Di balik lembar kisah

38 2 0
                                    

Aku menatap laki-laki di depanku dengan perasaan gelisah, menunggu dia yang masih bungkam setelah menerima surat yang isinya coretan perasaan bodoh dalam segenggam harapan seakan menipis saat dia membuka perlahan surat itu.

Sedekat juni-juli dalam kisah november

Bagian tengah di barisan awal,

Tuang dalam beberapa alasan,

Tuan tak perlu kopi pahit dalam sambutan negosiasi juga kolom obrolan tanpa centang biru.

Cerita yang memuat baris kalimat, "patahnya duluan, sakitnya telah sampai tujuan."

Tapi Tuan tak pernah paham, secangkir kopi pahit perlu dituang dalam gelas yang tak berisi ... bukan, mengungkit kisah klasik sebelum pamit berbentuk implisit.

Hingga tulisan ini tiada akhir untuk lekas menjadi simfoni ... kuncinya hilang, tuan telah datang di pintu lain menuju kebahagian yang diutarakan.

Tertanda,
Diajeng AA

"Seperti ceker ayam," kalimat sarkas yang membuat pipiku merona malu karena meruntuki diri sendiri. Sial! kali ini aku bertekad akan les privat menulis, titik. Aku menunggu perubahan ekspresinya namun nihil tidak ada hal yang membuat sarang hatiku mendadak tergantikan dengan kebun bunga yang bermekaran.

Makhluk seperti apa dia ini, kerabat dekat patrick atau sahabat Aladdin, lebih aneh kalau dia mendadak cosplay menjadi Ninja Hattori. Ah, kenapa tidak ada tanda-tanda dia bersikap manis padaku. Aku berdecak sebal, meninggalkan dia yang membisu.

Dasar kembaran Scooby-Doo!

Saat aku mati-matian menghindari justru dia dengan seenak jidat memaksaku pulang bersama. Aku memincingkan kedua bola mata lalu berkata, " coba ajak aku pacaran, itu syarat mutlak sebelum mengajakku pulang bersama." Aku melipatkan kedua tanganku seakan menantangnya. Namun, sentuhan jemarinya berhasil membuatku tak bergeming.

" Diajeng Anjani Ayudisa__dia menangkup pipiku dengan jemarinya, hembusan angin menerpa wajahku yang terkena terik matahari. Sungguh, tidak dalam khayalan-khayalan menjengkelkan yang pernah terlintas dalam pikiranku. Dia, sosok yang ku dambakan kini berhasil dalam dekapanku.
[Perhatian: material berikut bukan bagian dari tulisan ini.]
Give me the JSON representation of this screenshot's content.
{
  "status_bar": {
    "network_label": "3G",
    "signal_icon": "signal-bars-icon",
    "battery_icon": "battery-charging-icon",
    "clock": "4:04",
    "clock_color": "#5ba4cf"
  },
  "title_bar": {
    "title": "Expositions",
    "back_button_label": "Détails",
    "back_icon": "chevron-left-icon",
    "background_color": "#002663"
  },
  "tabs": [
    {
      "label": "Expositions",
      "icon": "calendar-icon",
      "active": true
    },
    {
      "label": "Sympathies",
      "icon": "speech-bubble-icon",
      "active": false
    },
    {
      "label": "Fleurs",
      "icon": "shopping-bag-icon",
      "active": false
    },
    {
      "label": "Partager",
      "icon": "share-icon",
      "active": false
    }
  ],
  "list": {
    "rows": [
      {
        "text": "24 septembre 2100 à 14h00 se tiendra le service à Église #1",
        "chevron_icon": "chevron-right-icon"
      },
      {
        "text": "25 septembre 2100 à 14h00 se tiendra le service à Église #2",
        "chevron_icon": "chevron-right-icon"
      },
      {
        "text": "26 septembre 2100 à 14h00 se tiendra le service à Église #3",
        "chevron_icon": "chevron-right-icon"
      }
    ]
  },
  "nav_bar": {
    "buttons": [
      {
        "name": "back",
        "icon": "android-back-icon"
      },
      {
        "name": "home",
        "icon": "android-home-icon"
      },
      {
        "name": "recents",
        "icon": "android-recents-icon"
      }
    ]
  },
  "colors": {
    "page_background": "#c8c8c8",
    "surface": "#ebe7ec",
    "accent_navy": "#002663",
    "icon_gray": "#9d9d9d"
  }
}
"Heru Ardi Afraza, aku__lidahku keluh untuk mengucapkan pernyataan yang telah ku pendam beberapa bulan yang lalu, apakah ini menjadi waktu yang tepat untuk aku mengakhiri cinta sendirianku ini? Entahlah, enggan rasanya aku melanjutkan pernyataan ini.

"Diajeng ... aku disini, katakan." Astaga, bisa mati berdiri sebelum menikah dengannya. Aku semakin mengeratkan pelukanku, tanpa sadar aku ternyata mencengkram kaos yang membungkus tubuhnya dan semakin terbuai dalam dekap hangatnya yang kini seakan menjadi canduku.

Plak

Sial, aku kembali menciptakan dunia sendiri saat menjadi bagian keramaian yang mencengkramkan ini. Sebuah tamparan mendarat dipipi kanan, aku mengembuskan napas kasar tanpa sepatah kata pun aku segera meninggalkan tempat menjadi hunian manusia egois yang pernah aku kenal di dunia ini.

Aku melambaikan tangan kearah mereka dengan senyum cerah, sebuah jurus andalan untuk melarikan diri. Biar saja, ku anggap tadi sebuah hadiah penyambutan untuk seorang Diajeng Anjani Ayudisa.

Sepanjang jalan, aku hanya melamun memikirkan hari-hariku yang hampir semua menjadi kenangan tiada berarti. Aku mendongak ke atas langit yang sangat cerah minggu ini. Sekali lagi, aku memastikan bahwa aku akan tetap baik-baik saja untuk hari ini dan seterusnya.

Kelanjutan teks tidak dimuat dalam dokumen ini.